The SD45 is a six-axle diesel-electric locomotive built by General Motors Electro-Motive Division between December, 1965, and December, 1971. It had an EMD 645E3 twenty-cylinder engine generating 3,600 HP. It had the same frame as the EMD SD38, EMD SD39, EMD SD40, and EMD SDP40.

1,260 units were built for American railroads before the SD45-2 appeared as its replacement. Other models, like the SD45T-2 'Tunnel Motor', were released in 1972.

SD45s had several teething problems. Reliability was not as high as anticipated, due to the twenty-cylinder prime mover's propensity to break its own crankshaft. Though it produced 600 horsepower (450 kW) more than the 16-645 in the SD40, some railroads felt it wasn't worth it, even after EMD redesigned the block to reduce crankshaft flexing.

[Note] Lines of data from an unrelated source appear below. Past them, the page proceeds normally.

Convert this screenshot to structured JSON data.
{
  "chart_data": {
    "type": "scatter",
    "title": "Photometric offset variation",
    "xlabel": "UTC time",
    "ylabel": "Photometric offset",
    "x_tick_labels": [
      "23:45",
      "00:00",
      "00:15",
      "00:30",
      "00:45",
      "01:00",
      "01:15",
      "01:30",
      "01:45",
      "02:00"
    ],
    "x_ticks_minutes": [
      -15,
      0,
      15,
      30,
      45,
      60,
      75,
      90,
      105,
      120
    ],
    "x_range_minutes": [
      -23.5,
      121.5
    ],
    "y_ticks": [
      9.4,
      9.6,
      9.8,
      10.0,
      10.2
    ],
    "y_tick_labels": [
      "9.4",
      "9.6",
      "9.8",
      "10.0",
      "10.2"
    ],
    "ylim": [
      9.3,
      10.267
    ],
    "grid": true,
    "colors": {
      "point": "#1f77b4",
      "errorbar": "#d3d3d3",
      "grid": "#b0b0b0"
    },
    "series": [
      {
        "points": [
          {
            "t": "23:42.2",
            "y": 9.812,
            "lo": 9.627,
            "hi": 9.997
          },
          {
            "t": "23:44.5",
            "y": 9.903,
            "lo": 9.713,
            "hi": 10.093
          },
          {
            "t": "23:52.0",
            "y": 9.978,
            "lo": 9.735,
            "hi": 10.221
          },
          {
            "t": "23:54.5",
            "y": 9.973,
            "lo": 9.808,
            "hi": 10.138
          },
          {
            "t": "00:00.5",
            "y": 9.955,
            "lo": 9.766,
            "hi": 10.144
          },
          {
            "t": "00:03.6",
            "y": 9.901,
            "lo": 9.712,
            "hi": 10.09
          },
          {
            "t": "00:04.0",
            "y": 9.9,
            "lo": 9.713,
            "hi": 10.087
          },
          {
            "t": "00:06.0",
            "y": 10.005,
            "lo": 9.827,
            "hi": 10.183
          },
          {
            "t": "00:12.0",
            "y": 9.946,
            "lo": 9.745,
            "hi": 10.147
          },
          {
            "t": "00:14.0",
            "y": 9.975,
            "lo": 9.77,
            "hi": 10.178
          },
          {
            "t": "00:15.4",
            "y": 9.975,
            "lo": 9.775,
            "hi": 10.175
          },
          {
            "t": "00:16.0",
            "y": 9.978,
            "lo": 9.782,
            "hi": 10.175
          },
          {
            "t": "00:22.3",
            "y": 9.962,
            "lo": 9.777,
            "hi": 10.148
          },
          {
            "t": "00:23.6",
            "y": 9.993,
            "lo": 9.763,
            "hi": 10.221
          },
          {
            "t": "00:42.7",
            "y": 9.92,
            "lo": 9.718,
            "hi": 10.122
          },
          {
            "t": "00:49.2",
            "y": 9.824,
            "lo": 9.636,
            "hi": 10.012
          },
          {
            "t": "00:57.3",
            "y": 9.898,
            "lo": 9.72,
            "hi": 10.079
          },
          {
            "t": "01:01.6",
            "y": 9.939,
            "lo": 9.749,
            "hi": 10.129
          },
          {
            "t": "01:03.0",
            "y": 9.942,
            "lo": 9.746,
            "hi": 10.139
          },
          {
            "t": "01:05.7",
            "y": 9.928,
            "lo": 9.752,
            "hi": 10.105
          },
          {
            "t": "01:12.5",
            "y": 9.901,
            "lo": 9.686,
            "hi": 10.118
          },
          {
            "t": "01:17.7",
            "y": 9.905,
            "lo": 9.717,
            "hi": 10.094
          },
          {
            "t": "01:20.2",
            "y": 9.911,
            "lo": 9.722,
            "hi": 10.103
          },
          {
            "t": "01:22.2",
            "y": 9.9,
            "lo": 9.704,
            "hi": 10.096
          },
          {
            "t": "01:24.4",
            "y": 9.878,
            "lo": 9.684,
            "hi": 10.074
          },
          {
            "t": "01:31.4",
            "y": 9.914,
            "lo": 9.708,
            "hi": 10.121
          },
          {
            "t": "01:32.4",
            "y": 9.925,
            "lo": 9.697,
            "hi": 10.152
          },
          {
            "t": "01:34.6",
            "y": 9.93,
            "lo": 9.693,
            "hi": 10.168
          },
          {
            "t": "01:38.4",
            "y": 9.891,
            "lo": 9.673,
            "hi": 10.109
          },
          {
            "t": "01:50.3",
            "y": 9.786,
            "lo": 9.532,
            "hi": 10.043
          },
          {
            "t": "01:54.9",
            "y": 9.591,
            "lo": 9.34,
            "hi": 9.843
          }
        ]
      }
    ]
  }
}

Buyers included the Southern Pacific, Santa Fe, the Great Northern Railway, Union Pacific and the Northern Pacific Railway. (Contrary to what many believe, the SD45 was not a "gas guzzler." It produced more power per unit of fuel than its 3,000 hp (2,240 kW) counterpart, the SD40. It did consume more fuel at idle than the 16 cylinder prime mover in the SD40, and at the time US railroads typically left a locomotive idling when not in use.) Many SD45s still exist, some rebuilt with sixteen-cylinder 645s for lease companies. SD45s and SD45-2s owned by Montana Rail Link retain their 20 cylinder prime movers. Wisconsin Central used to roster a large fleet of SD45s, but its sale to CN has recently retired the entire fleet, with mass scrappings. Montana Rail Link is also starting to sell some for scrap.